Faced with the reality of a party, we began investigating options for venues. This is when we realized that if we wanted to have the party on a weekend – you know, when people would actually show up – we should have booked her fourth birthday when she was two. All venues were booked for months and months in advance. In our hearts, we knew this would be the case, but we had naively hoped that some venue would just happen to be perfectly available, as though no one else would have thought to have a weekend birthday party.
So now we felt a circle closing around us. It was becoming obvious that if we threw a party it was going to be in our home. Our daughter is a very friendly child and has a bunch of nice friends that she has made along the way, but I was petrified at the idea of keeping 10 to 12 children entertained for a few hours. Naturally, we got a bounce house, an inflatable air-powered structure that cheerfully hurtles children at one another until one of them is injured. I also decided to have pumpkin carving, because in the US, October is given over to Halloween and pumpkin carving is a holiday ritual. But then I looked at the carving kits I bought, and suddenly realized that dozens of tiny fingers were going to be cutting into an object with tiny knives.
Maybe that wasn’t the best idea.
We confronted the next looming issue: Even if the kids were entertained, this would also be a party for the adults, for us! We felt obligated to make sure all the parents would get along and have a good time. And this is the challenge of a kid’s birthday: it’s a reflection on everything you’ve done as a parent over the past year. My wife was petrified. She began feverishly cleaning the house and shoving things in any place that she could find. Our bedroom ended up looking like a storage facility; opening the door meant risking the danger that a tower of hastily displaced items would fall on your head.
We also worried about the ultimate party issue: Would anybody come? Would the kids have fun? Would the parents get along? A child’s birthday party is like a tax investigation with cake and ice cream. And there was always the vague possibility that the children would destroy our furniture and house having a good time.

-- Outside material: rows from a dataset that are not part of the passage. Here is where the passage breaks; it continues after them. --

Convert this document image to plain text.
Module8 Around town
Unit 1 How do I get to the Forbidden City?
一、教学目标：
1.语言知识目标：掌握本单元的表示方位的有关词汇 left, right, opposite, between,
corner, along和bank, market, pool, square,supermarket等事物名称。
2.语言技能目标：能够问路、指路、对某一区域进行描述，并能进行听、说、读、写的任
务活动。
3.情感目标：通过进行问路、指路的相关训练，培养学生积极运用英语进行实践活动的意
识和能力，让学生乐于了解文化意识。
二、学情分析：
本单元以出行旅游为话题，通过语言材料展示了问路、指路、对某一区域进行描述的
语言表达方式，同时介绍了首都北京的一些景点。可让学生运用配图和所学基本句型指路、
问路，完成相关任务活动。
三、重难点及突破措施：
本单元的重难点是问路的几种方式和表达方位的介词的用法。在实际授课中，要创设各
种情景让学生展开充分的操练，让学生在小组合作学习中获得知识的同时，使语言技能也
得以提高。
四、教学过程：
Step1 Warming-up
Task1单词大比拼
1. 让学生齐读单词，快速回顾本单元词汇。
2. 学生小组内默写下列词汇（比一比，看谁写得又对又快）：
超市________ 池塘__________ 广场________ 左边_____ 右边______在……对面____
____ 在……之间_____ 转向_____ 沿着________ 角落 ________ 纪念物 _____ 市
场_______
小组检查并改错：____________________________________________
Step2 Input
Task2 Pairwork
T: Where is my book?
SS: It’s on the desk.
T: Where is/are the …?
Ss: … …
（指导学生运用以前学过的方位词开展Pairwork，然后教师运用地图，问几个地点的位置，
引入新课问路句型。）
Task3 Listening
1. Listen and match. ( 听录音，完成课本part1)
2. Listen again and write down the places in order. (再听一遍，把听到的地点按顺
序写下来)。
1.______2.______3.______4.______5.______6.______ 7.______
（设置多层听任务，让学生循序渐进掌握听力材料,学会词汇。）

Happily, we survived it. Everyone seemed to have a good time. No children ended up in the hospital. The weather was perfect, the kids played with one another, the adults mingled naturally, our older daughter and her friends had a good time. The party had been on a Sunday afternoon, and, 24 hours later, my wife and I were still catatonic on the couch. Our bodies ached from the experience.
Time to start resting up for next year.